Almost everyone knows someone who has been hurt by a cable company's greed or incompetence. When I asked my colleagues here at Vox, several related bad experiences they've had with a cable company. Comcast, Verizon, AT&T, and Time Warner Cable seem like companies determined to pad the bottom line by any means. Customers are tired of it.

When the network neutrality debate began a decade ago, broadband internet service was still a new concept. The argument that government should keep its hands off and let the market evolve had a lot of appeal. There were hopes that technological progress would cause new companies to enter the market and shake it up.

Almost a decade later, it's clear that there's not much new competition on the way. It's obvious the incumbents have no interest in providing better service. So whatever reservations they might have, more and more people think it's time for the feds to take stronger measures.

A different model

The sad thing about this is it didn't have to be this way. A century ago, another telecommunications monopoly faced a similar situation. The old AT&T was rapidly gobbling up competing telephone companies. The Wilson administration was considering launching an antitrust case against the company.

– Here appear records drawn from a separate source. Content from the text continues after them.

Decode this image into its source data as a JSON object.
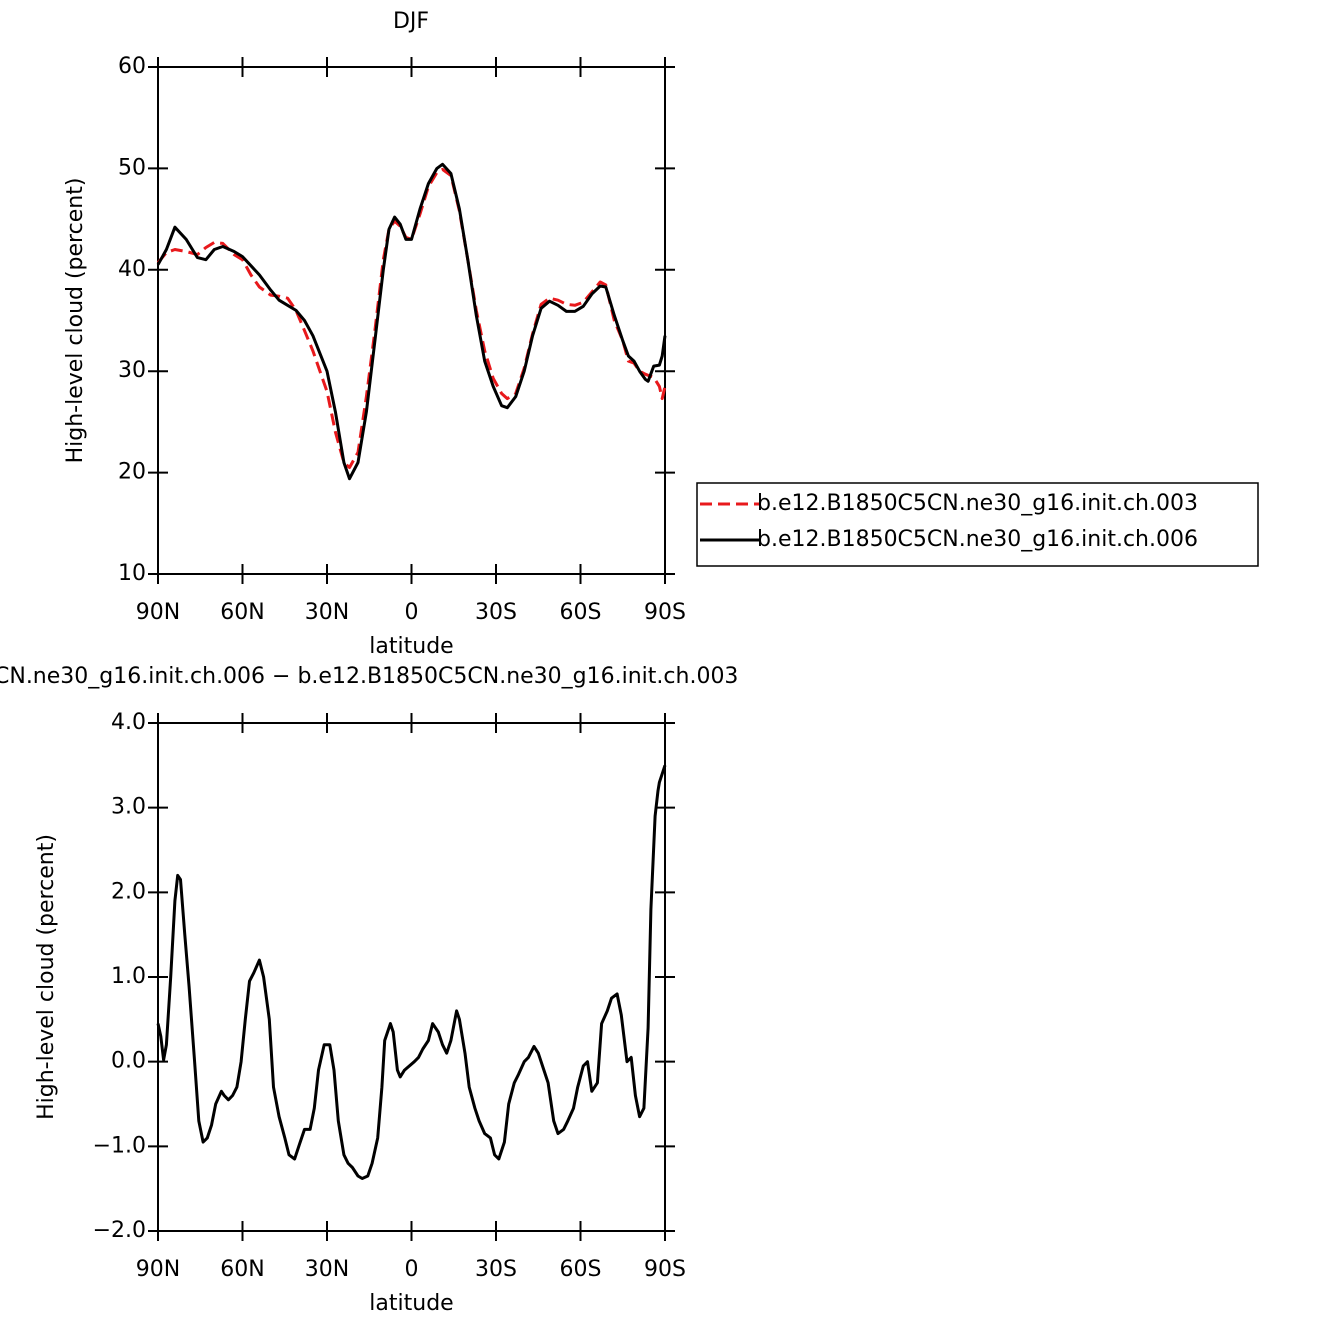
{
  "chart_data": [
    {
      "type": "line",
      "title": "DJF",
      "xlabel": "latitude",
      "ylabel": "High-level cloud (percent)",
      "x": [
        90,
        87,
        84,
        80,
        76,
        73,
        70,
        67,
        63,
        60,
        57,
        54,
        50,
        47,
        44,
        41,
        38,
        35,
        30,
        27,
        24,
        22,
        19,
        16,
        13,
        10,
        8,
        6,
        4,
        2,
        0,
        -3,
        -6,
        -9,
        -11,
        -14,
        -17,
        -20,
        -23,
        -26,
        -29,
        -32,
        -34,
        -37,
        -40,
        -43,
        -46,
        -49,
        -52,
        -55,
        -58,
        -61,
        -64,
        -67,
        -69,
        -72,
        -75,
        -77,
        -79,
        -81,
        -83,
        -84,
        -86,
        -88,
        -89,
        -90
      ],
      "series": [
        {
          "name": "b.e12.B1850C5CN.ne30_g16.init.ch.003",
          "color": "#e8191c",
          "dash": "dashed",
          "values": [
            40.7,
            41.7,
            42,
            41.8,
            41.5,
            42.2,
            42.7,
            42.6,
            41.5,
            41,
            39.5,
            38.3,
            37.5,
            37.4,
            37.2,
            36,
            34,
            32,
            28,
            24,
            21,
            20.5,
            22,
            27.5,
            34,
            41,
            44,
            44.8,
            44.3,
            43.2,
            43,
            45.5,
            48.2,
            49.6,
            49.9,
            49.3,
            45.8,
            41,
            36,
            32,
            29.3,
            27.8,
            27.3,
            27.8,
            30.3,
            33.7,
            36.6,
            37.2,
            37,
            36.6,
            36.5,
            36.8,
            37.8,
            38.8,
            38.5,
            35,
            33,
            31,
            30.8,
            30,
            29.7,
            29.6,
            29.4,
            28.5,
            27.3,
            28.5
          ]
        },
        {
          "name": "b.e12.B1850C5CN.ne30_g16.init.ch.006",
          "color": "#000000",
          "dash": "solid",
          "values": [
            40.5,
            42,
            44.2,
            43,
            41.2,
            41,
            42,
            42.3,
            41.8,
            41.3,
            40.4,
            39.5,
            38,
            37,
            36.5,
            36,
            35,
            33.5,
            30,
            26,
            21,
            19.4,
            21,
            26,
            33,
            40,
            44,
            45.2,
            44.5,
            43,
            43,
            46,
            48.5,
            50,
            50.4,
            49.5,
            46,
            41,
            35.5,
            31,
            28.5,
            26.6,
            26.4,
            27.5,
            30,
            33.5,
            36.2,
            36.9,
            36.5,
            35.9,
            35.9,
            36.4,
            37.6,
            38.4,
            38.3,
            35.5,
            33,
            31.5,
            31,
            30,
            29.2,
            29,
            30.5,
            30.6,
            31.5,
            33.5
          ]
        }
      ],
      "xlim": [
        90,
        -90
      ],
      "xticks": [
        {
          "value": 90,
          "label": "90N"
        },
        {
          "value": 60,
          "label": "60N"
        },
        {
          "value": 30,
          "label": "30N"
        },
        0,
        {
          "value": -30,
          "label": "30S"
        },
        {
          "value": -60,
          "label": "60S"
        },
        {
          "value": -90,
          "label": "90S"
        }
      ],
      "ylim": [
        10,
        60
      ],
      "yticks": [
        10,
        20,
        30,
        40,
        50,
        60
      ],
      "legend": "right"
    },
    {
      "type": "line",
      "title": "CN.ne30_g16.init.ch.006 − b.e12.B1850C5CN.ne30_g16.init.ch.003",
      "xlabel": "latitude",
      "ylabel": "High-level cloud (percent)",
      "x": [
        90,
        89,
        88,
        87,
        85.5,
        84,
        83,
        82,
        80.5,
        79,
        77,
        75.5,
        74,
        72.5,
        71,
        69.5,
        67.5,
        66.5,
        65,
        63.5,
        62,
        60.5,
        59,
        57.5,
        56,
        54,
        52.5,
        50.5,
        49,
        47,
        45,
        43.5,
        41.5,
        39.5,
        38,
        36,
        34.5,
        33,
        31,
        29,
        27.5,
        26,
        24,
        22.5,
        21,
        19,
        17.5,
        15.5,
        14,
        12,
        10.5,
        9.5,
        7.5,
        6.5,
        5,
        4,
        2.5,
        -1,
        -2.5,
        -4,
        -6,
        -7.5,
        -9.5,
        -11,
        -12.5,
        -14,
        -16,
        -17,
        -19,
        -20.5,
        -22.5,
        -24,
        -26,
        -28,
        -29.5,
        -31,
        -33,
        -34.5,
        -36.5,
        -38,
        -40,
        -41.5,
        -43.5,
        -45,
        -47,
        -48.5,
        -50.5,
        -52,
        -54,
        -55.5,
        -57.5,
        -59,
        -61,
        -62.5,
        -64,
        -66,
        -67.5,
        -69.5,
        -71,
        -73,
        -74.5,
        -76.5,
        -78,
        -79.5,
        -81,
        -82.5,
        -84,
        -85,
        -86.5,
        -87.5,
        -88,
        -90
      ],
      "values": [
        0.45,
        0.3,
        0.02,
        0.2,
        1,
        1.9,
        2.2,
        2.15,
        1.5,
        0.9,
        0,
        -0.7,
        -0.95,
        -0.9,
        -0.75,
        -0.5,
        -0.35,
        -0.4,
        -0.45,
        -0.4,
        -0.3,
        0,
        0.5,
        0.95,
        1.05,
        1.2,
        1,
        0.5,
        -0.3,
        -0.65,
        -0.9,
        -1.1,
        -1.15,
        -0.95,
        -0.8,
        -0.8,
        -0.55,
        -0.1,
        0.2,
        0.2,
        -0.1,
        -0.7,
        -1.1,
        -1.2,
        -1.25,
        -1.35,
        -1.38,
        -1.35,
        -1.2,
        -0.9,
        -0.3,
        0.25,
        0.45,
        0.35,
        -0.1,
        -0.18,
        -0.1,
        0,
        0.05,
        0.15,
        0.25,
        0.45,
        0.35,
        0.2,
        0.1,
        0.25,
        0.6,
        0.5,
        0.1,
        -0.3,
        -0.55,
        -0.7,
        -0.85,
        -0.9,
        -1.1,
        -1.15,
        -0.95,
        -0.5,
        -0.25,
        -0.15,
        0,
        0.05,
        0.18,
        0.1,
        -0.1,
        -0.25,
        -0.7,
        -0.85,
        -0.8,
        -0.7,
        -0.55,
        -0.3,
        -0.05,
        0,
        -0.35,
        -0.25,
        0.45,
        0.6,
        0.75,
        0.8,
        0.55,
        0,
        0.05,
        -0.4,
        -0.65,
        -0.55,
        0.4,
        1.8,
        2.9,
        3.2,
        3.3,
        3.5
      ],
      "color": "#000000",
      "xlim": [
        90,
        -90
      ],
      "xticks": [
        {
          "value": 90,
          "label": "90N"
        },
        {
          "value": 60,
          "label": "60N"
        },
        {
          "value": 30,
          "label": "30N"
        },
        0,
        {
          "value": -30,
          "label": "30S"
        },
        {
          "value": -60,
          "label": "60S"
        },
        {
          "value": -90,
          "label": "90S"
        }
      ],
      "ylim": [
        -2,
        4
      ],
      "yticks": [
        {
          "value": -2,
          "label": "−2.0"
        },
        {
          "value": -1,
          "label": "−1.0"
        },
        {
          "value": 0,
          "label": "0.0"
        },
        {
          "value": 1,
          "label": "1.0"
        },
        {
          "value": 2,
          "label": "2.0"
        },
        {
          "value": 3,
          "label": "3.0"
        },
        {
          "value": 4,
          "label": "4.0"
        }
      ]
    }
  ]
}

But AT&T president Theodore Vail decided it would make more sense to cooperate with the feds than to fight them. In 1913, AT&T sent a letter, known as the Kingsbury Commitment after the AT&T executive who drafted it, to the Wilson administration. In this letter, AT&T offered to make certain public-interest commitments if the government ended its antitrust investigation.

The resulting regime wasn't perfect by any means. But Vail's conception of AT&T as a different kind of company — one that had obligations to the public as well as its shareholders — helped to give America one of the best telephone systems in the world. And in the long run, this approach probably benefitted AT&T shareholders too: by improving the company's standing with the public, the strategy helped to ward off hostile government regulation.

In contrast, today's telecommunications companies seem determined to squeeze every ounce of profits out of their dominant positions. Consumers are tired of it, and they're increasingly pressuring their elected officials to do something about it.